So here is what happened. I installed Ubuntu onto a flashdrive hoping to be able to dual boot Linux/OSX. I burned Ubuntu onto the flash drive on my desktop PC (windows 8.1) with universal USB installer, I believe. I plugged it into my Mac OSX, rebooted, held the option key, and booted from the flash drive (it recognized it as "windows" by the way).

It then started to install and I must have somehow clicked install onto the hard drive because now both my hard drive and my flash drive are Ubuntu (both recognized as "windows" in the boot screen) and I really need to get my Mac OSX back.

I get this screen every time I boot from the hard drive then get stuck at a blank (looks terminal-ish) screen which doesn't load.


I can boot from the flash drive and get this.


It at least boots into Ubuntu.


I'm really not experienced with Ubuntu and I really don't want to have to keep Linux, so please if anyone can help me I would appreciate it.

p.s like I said earlier I have a windows 8.1 PC, so I can use that to help fix it if necessary I just really need my OSX back.

If you need any more information I'll gladly give it. Here is what it looks like with my flashdrive plugged in when I choose where to boot from.



  • Please boot to (internet) recovery mode, start Terminal.app from the menubar /Utilities/Terminal, enter diskutil list hit enter and add the output or a pic to your question
    – klanomath
    Dec 25, 2014 at 21:34
  • What does MacOSX do that Ubuntu doesn't do for you? Just curious.
    – NoBugs
    Dec 30, 2014 at 5:17

4 Answers 4


It sounds like you don't have a backup of your original OS X setup, and since you also likely don't have the Recovery partition, you can reinstall in the following way from scratch (assuming you have a relatively recent machine):

See How to use macOS Recovery for reference - but the relevant steps are below:

macOS / OS X Internet Recovery

  • Restart your Mac, and hold down Command + R at startup until the Apple logo appears.

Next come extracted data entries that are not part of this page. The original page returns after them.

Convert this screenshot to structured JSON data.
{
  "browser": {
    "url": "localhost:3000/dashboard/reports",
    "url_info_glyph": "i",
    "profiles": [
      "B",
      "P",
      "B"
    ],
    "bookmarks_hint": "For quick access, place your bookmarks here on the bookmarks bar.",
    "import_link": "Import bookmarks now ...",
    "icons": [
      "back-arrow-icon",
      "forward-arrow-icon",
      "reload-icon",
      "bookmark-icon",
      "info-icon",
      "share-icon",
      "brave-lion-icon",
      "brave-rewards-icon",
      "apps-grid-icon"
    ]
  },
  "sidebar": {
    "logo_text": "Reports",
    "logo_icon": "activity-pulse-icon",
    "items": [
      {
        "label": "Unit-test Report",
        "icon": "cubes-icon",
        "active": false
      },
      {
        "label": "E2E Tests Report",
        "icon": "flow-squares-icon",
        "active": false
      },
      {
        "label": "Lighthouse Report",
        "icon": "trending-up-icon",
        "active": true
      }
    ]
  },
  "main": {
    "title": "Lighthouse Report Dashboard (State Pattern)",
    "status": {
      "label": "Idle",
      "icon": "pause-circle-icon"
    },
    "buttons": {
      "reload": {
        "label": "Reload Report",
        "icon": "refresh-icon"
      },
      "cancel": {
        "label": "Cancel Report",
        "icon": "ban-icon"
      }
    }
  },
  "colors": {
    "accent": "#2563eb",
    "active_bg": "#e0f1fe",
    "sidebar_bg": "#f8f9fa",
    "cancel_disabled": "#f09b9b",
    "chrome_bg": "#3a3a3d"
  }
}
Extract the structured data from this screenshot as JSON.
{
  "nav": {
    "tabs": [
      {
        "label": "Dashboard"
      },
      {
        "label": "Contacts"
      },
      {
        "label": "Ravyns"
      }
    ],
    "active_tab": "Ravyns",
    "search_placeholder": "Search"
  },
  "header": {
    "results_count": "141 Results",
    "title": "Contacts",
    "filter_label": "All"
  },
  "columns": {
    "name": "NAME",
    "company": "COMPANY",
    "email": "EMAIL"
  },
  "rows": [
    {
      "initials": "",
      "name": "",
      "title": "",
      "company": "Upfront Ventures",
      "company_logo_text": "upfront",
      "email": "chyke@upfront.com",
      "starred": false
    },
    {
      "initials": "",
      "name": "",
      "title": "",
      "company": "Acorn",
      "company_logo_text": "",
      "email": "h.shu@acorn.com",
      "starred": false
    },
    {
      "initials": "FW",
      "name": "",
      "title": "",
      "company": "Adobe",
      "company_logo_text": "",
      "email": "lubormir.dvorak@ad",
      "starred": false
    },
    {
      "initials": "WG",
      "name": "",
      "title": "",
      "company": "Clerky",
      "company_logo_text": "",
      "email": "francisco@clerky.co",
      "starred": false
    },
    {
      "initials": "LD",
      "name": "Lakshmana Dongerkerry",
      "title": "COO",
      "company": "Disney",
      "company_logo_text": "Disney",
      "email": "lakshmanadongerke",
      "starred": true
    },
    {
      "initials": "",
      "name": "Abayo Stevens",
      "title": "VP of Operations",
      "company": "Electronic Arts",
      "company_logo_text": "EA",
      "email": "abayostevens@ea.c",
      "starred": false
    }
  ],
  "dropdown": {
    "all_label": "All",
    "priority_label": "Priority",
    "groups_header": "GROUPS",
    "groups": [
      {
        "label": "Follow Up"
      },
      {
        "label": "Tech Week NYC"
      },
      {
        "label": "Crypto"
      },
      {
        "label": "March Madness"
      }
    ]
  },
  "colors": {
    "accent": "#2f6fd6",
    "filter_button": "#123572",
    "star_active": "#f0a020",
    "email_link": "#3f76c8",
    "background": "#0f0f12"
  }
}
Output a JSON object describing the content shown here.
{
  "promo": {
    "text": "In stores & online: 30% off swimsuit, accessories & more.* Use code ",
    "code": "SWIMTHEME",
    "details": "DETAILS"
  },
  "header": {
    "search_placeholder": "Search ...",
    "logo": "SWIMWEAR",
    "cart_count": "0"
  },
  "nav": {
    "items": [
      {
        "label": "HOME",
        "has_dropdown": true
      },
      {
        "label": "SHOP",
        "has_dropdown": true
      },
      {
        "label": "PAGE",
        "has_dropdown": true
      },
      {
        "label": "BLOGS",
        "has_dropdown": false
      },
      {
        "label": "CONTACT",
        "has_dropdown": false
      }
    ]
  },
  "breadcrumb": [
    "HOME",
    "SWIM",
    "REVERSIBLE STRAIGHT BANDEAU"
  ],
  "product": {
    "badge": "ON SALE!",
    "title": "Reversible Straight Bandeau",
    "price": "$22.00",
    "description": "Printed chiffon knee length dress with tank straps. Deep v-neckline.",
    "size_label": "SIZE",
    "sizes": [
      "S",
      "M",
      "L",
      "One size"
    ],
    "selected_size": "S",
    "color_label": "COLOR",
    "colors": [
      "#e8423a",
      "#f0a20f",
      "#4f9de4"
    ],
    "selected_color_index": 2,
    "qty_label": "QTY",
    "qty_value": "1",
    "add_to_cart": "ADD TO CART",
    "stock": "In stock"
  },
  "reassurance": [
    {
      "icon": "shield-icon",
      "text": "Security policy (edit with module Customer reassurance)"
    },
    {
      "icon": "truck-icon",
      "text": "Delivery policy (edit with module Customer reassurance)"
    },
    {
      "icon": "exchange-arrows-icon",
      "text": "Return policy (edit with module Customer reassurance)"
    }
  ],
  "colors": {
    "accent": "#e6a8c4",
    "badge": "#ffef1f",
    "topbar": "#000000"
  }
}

After your computer finishes starting up, you should see a desktop with an OS X menu bar and an OS X Utilities window with the options listed above. If you see a login window or your own desktop instead of the Utilities window, it's possible that you didn't press Command-R early enough. Restart your computer and try again.

Choose the option you want to use from the Utilities window or the Utilities menu.

In order to reinstall OS X, you need to be connected to the Internet using Ethernet or Wi-Fi. If you're using a wireless Internet connection, click the Wi-Fi menu in the upper-right corner of the screen to select a nearby Wi-Fi network. Choose your preferred network name and enter a username and password to join the network if needed.


You have two options.

  1. You can restore your OSX using Mac's built-in + R.

    This requires a little explanation, so here it goes.

    1. Shut down your mac.
    2. Power-on, while holding down + R. You may release these keys as soon as you see the apple logo.
    3. When you see the OS X Utilities screen (pictured below), click Reinstall OS X

OS X Utilities

  1. This might take a while, but after you're done, you should have OS X installed. You can update it to the newest version from the Mac App Store.


  1. You can take your mac to an Apple Store

    This should be pretty self-explanatory, due to Apple's good support.


The simple way is to turn your Mac in at an authorised service provider or Genius Bar.

What you can try yourself is to make a bootable USB drive with OS X. Since you only have Windows I do not know if this is possible.

You could also try to download OS X and place the dmg file on a USB drive, then try to boot from it.


So basically yes you made a rather large mistake. If if you don't have a backup the chances of getting the data back are slim to none. Even if you are willing to pay a number of Hamiltons to a data recovery company Ubuntu has likely overwritten most if not all of your files. Chalk it up to a learning experience (EG always have a current backup. Always) and work on reinstalling your Mac O/S.

If you do want to play with Ubuntu it would be much easier to use VMWare, Parallels or the free Virtualbox and run it as a virtual machine inside of your Mac OS.

If you really have to have a dual boot, spend some time on the Ubuntu forums looking for advice on dual booting on your Mac.

Basically you'll have to use GParted (a partition editor) to shrink the Mac partition and add the Linux partition. What you did was overwrite the Mac partitions with your Linux partition. Modifying the partitions is not hard to do but it must be done carefully with attention to detail.

And once you have restored your Mac like Scot said, make a backup.